Okay, then what happened?”

“She said, ‘No. They should just deal with it.’ She got really mad at me and then she walked away. I wasn’t mad at her, but I know I had offended her.”

I couldn’t speak. I was overwhelmed. My heart, my soul, and my spirit were overwhelmed. Overwhelmed by her sadness. Overwhelmed by her compassion. Overwhelmed by how readily she could articulate faith, gender, acceptance, and understanding.

“I’m really sad that she’s mad at me, Mom. I’m sad that she’s mad about me not agreeing with her. I know that you do this kind of stuff for a living, but I am going to do it for my life.”

That’s exactly why I do it, too, Joli.

Peace, love, and brave conversations,


This entry was posted in brave conversations, lgbtq and tagged , , , . Bookmark the permalink.

7 Responses to FOR A LIVING

  1. georgiakevin says:

    Liza what a beautiful daughter you have, she is already a true lady. I think for her to become the lady she is you Liza must have taught her by your example and by your words what it means to be a true lady the value of treating everyone kindly. Your daughter dismissed the “God doesn’t make mistake” argument so nicely. You but must be incredible ladies.

    • Liza says:

      Thank you so much.

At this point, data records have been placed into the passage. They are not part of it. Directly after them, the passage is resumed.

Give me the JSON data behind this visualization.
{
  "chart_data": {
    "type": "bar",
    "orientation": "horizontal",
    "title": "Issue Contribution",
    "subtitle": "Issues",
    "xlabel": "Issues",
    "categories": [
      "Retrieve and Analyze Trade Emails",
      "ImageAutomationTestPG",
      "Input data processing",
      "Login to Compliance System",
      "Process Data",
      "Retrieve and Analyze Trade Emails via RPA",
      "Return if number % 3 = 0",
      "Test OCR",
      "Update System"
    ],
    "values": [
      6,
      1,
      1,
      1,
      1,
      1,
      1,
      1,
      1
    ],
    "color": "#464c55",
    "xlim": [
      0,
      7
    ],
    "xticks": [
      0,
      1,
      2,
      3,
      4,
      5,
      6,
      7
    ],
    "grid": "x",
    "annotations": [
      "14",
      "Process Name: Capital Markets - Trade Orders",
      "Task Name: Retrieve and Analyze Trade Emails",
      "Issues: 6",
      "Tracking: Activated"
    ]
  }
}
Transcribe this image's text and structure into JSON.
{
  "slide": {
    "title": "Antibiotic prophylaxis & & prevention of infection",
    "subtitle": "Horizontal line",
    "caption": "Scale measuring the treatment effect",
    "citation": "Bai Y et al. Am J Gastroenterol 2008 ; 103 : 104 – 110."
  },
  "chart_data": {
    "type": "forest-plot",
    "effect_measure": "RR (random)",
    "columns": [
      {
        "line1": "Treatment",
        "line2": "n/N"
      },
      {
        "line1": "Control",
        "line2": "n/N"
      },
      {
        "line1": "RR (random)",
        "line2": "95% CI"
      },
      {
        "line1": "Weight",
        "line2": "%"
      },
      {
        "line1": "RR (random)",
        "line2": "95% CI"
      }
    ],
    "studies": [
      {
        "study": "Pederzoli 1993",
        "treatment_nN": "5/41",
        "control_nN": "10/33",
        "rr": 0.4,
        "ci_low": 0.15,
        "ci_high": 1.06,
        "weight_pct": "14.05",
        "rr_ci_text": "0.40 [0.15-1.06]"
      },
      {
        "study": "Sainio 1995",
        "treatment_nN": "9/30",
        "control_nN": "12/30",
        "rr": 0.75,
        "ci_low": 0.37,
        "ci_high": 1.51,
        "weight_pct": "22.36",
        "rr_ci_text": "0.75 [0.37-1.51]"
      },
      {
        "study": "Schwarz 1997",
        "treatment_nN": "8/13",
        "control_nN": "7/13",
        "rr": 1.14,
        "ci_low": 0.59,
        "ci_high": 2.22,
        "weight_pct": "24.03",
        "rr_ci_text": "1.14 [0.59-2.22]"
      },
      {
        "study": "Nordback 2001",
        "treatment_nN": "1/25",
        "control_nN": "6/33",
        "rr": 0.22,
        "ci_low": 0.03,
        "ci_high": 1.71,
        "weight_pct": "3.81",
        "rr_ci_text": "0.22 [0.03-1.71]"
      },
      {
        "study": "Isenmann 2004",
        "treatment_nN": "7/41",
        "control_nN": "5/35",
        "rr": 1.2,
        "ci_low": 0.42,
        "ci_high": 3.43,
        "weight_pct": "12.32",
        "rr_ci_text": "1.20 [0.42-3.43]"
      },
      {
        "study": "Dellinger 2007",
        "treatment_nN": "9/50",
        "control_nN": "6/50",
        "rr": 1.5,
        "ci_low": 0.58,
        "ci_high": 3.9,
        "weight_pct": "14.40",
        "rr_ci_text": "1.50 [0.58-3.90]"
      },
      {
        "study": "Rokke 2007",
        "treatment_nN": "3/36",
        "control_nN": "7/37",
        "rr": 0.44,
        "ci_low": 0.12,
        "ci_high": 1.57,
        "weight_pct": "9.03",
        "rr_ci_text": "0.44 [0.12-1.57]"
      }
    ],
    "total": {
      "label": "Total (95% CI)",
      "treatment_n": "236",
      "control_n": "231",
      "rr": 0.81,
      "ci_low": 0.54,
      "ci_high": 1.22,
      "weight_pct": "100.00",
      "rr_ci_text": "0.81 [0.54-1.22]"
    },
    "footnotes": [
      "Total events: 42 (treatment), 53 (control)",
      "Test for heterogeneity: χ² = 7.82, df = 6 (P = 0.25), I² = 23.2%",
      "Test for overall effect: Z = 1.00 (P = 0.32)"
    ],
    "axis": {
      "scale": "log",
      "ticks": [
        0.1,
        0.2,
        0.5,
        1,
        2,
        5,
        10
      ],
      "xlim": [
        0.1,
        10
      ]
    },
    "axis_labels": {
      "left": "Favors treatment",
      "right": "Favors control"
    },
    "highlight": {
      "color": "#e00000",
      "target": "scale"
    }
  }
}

I have to admit that this story she told today really surprised me. I wasn’t expecting this level of understanding from her. It warmed my heart and gives me hope that talking so openly about identity is shaping her into a strong, compassionate young person. Thank you for reading and writing!

  2. sillymum says:

    Brava! You and Jorge are doing such a great job as educators and parents. What knowledge and compassion. I can only hope this friend of hers has someone to come home and talk to, someone who can model the compassion that she will need for herself and others. Joli really gave her friend something to think about. That friend, regardless of whether she understands it or not was given a gift today.

  3. mklaub says:

    Wow Liza… I’m speechless. You and Jorge are raising 3 people who are already making this world a better place. They are so thoughtful, brave, wise, and compassionate beyond measure. I know you’ve told her amazing she is, bur please make sure she knows that she is a true hero for so many people (myself included). Jorge needs to create a graphic novel about his super girl 🙂

  4. This is amazing! Yes, it’s painful for her to feel tat rejection, but man, that is one amazing kid! (Can you influence my kids, too?)

  5. Julie M says:

    I’ve said it before Liza, but your kids are going to change the world. She is one fantastic kid – and you are one amazing mom!!!